Was für ein Auftakt! Am Montag, am Vorabend des Nato-Gipfels im litauischen Vilnius, erklärte der türkische Präsident Recep Tayyip Erdogan (69), dass er den Nato-Beitritt Schwedens gutheissen werde. Und das nach über einem Jahr der Blockade. Hinter der Entscheidung steckt sehr viel Kalkül.
Laut Beobachtern kommt Erdogans Kehrtwende zu einem besonders günstigen Zeitpunkt für den türkischen Präsidenten. «Erdogan weiss, dass er den westlichen Partnern in Vilnius ein Maximum an Zugeständnissen abringen kann», so Asli Aydintasbas, Gastwissenschaftlerin am Brookings Institut in Washington, zu CNN. Ein osteuropäischer Diplomat erklärte dem Sender, dass er «den Moment nutzen wird, um jeden Tropfen aus dieser Situation herauszuquetschen». Denn der Beitritt Schwedens stand ganz oben auf der Bündnis-Agenda.
Die Türkei will in die EU
Es ist ein gelungener Schachzug Erdogans, sind sich Experten einig. Denn das türkische Ja zum schwedischen Weg in die Nato wurde an einige Forderungen geknüpft.
Eine davon: Es sei an der Zeit, den lange aufgeschobenen EU-Beitritt der Türkei voranzutreiben. «Die Türkei steht seit über 50 Jahren vor den Toren der Europäischen Union», sagte Erdogan, und «fast alle Nato-Mitgliedsländer sind europäische Mitgliedsländer». Doch dieses Vorhaben könnte sich als schwierig gestalten: Um ein neues Mitglied aufzunehmen, müssen alle 27 EU-Staaten zustimmen. Eine grosse Hürde – beispielsweise hält der deutsche Bundeskanzler Olaf Scholz (64) nichts von der Idee.

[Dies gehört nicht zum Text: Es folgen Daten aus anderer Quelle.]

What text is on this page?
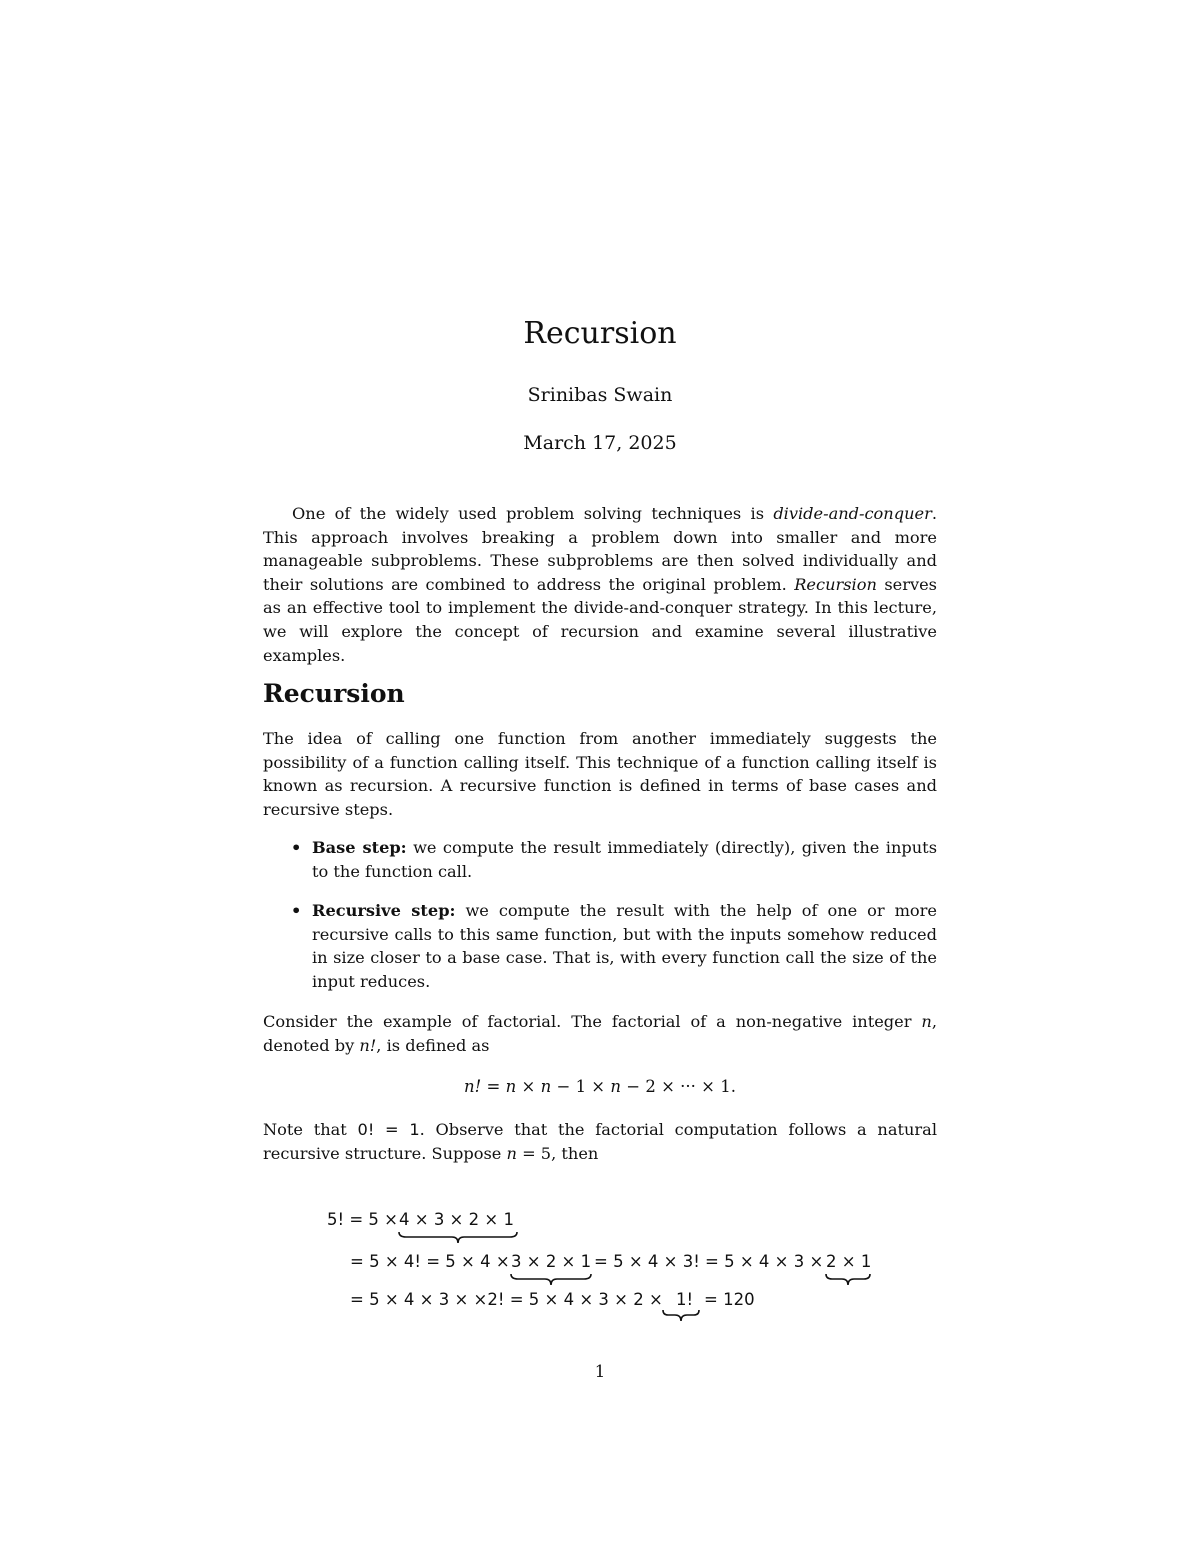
Recursion
Srinibas Swain
March 17, 2025
One of the widely used problem solving techniques is divide-and-conquer. This approach involves breaking a problem down into smaller and more manageable subproblems. These subproblems are then solved individually and their solutions are combined to address the original problem. Recursion serves as an effective tool to implement the divide-and-conquer strategy. In this lecture, we will explore the concept of recursion and examine several illustrative examples.
Recursion
The idea of calling one function from another immediately suggests the possibility of a function calling itself. This technique of a function calling itself is known as recursion. A recursive function is defined in terms of base cases and recursive steps.
• Base step: we compute the result immediately (directly), given the inputs to the function call.
• Recursive step: we compute the result with the help of one or more recursive calls to this same function, but with the inputs somehow reduced in size closer to a base case. That is, with every function call the size of the input reduces.
Consider the example of factorial. The factorial of a non-negative integer n, denoted by n!, is defined as
n! = n × n − 1 × n − 2 × ··· × 1.
Note that 0! = 1. Observe that the factorial computation follows a natural recursive structure. Suppose n = 5, then
5! = 5 × 4 × 3 × 2 × 1
= 5 × 4! = 5 × 4 × 3 × 2 × 1 = 5 × 4 × 3! = 5 × 4 × 3 × 2 × 1
= 5 × 4 × 3 × ×2! = 5 × 4 × 3 × 2 × 1! = 120
1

Zwar ist der EU-Beitritt eine grosse, bei weitem aber nicht die einzige Forderung der Türkei. Zur Diskussion steht auch die Lieferung von 40 neuen F-16-Kampfjets durch die USA. Zuletzt hatte US-Präsident Joe Biden (80) in einem Telefonat mit Erdogan Andeutungen gemacht, dass die USA den Kampfjet-Forderungen nachgeben würden – sofern die Türkei bei der Nato-Diskussion einknickt.
Für die Türkei geht es in erster Linie aber um ein schärferes Vorgehen gegen die Arbeiterpartei Kurdistans (PKK), die in vielen Ländern als terroristische Vereinigung gilt. Schweden hat erst im Juni schärfere Gesetze eingeführt, um die Terror-Finanzierung zu bekämpfen.
Erdogan kann Zugeständnis zurückziehen
Erdogan hat seit schon früher erklärt, dass er grundsätzlich Nato-Erweiterungen befürwortet. Experten sind der Meinung: Die Türkei will eine grosse Nato. Denn so hat der türkische Präsident in einem der mächtigsten und grössten Bündnisse der Welt ein Mitspracherecht.
Bleibt die Frage: Hat Erdogan alles bekommen, was er will? Oder könnte er noch weitere Forderungen anknüpfen?
Es ist wichtig, sich daran zu erinnern, dass Erdogans Ankündigung keine Zustimmung zu der Bewerbung war, sondern eine Absichtserklärung, die Frage der Zustimmung an das türkische Parlament weiterzuleiten. Somit behält er es sich vor, den Beitritt zu vereiteln oder zu verzögern, wenn Schweden bei der Terrorbekämpfung nachlässt oder wenn die USA den F-16-Vertrag nicht einhalten. Alles in allem hat er also kein wirkliches Druckmittel verloren, aber die Türkei in die bestmögliche Verhandlungsposition manövriert.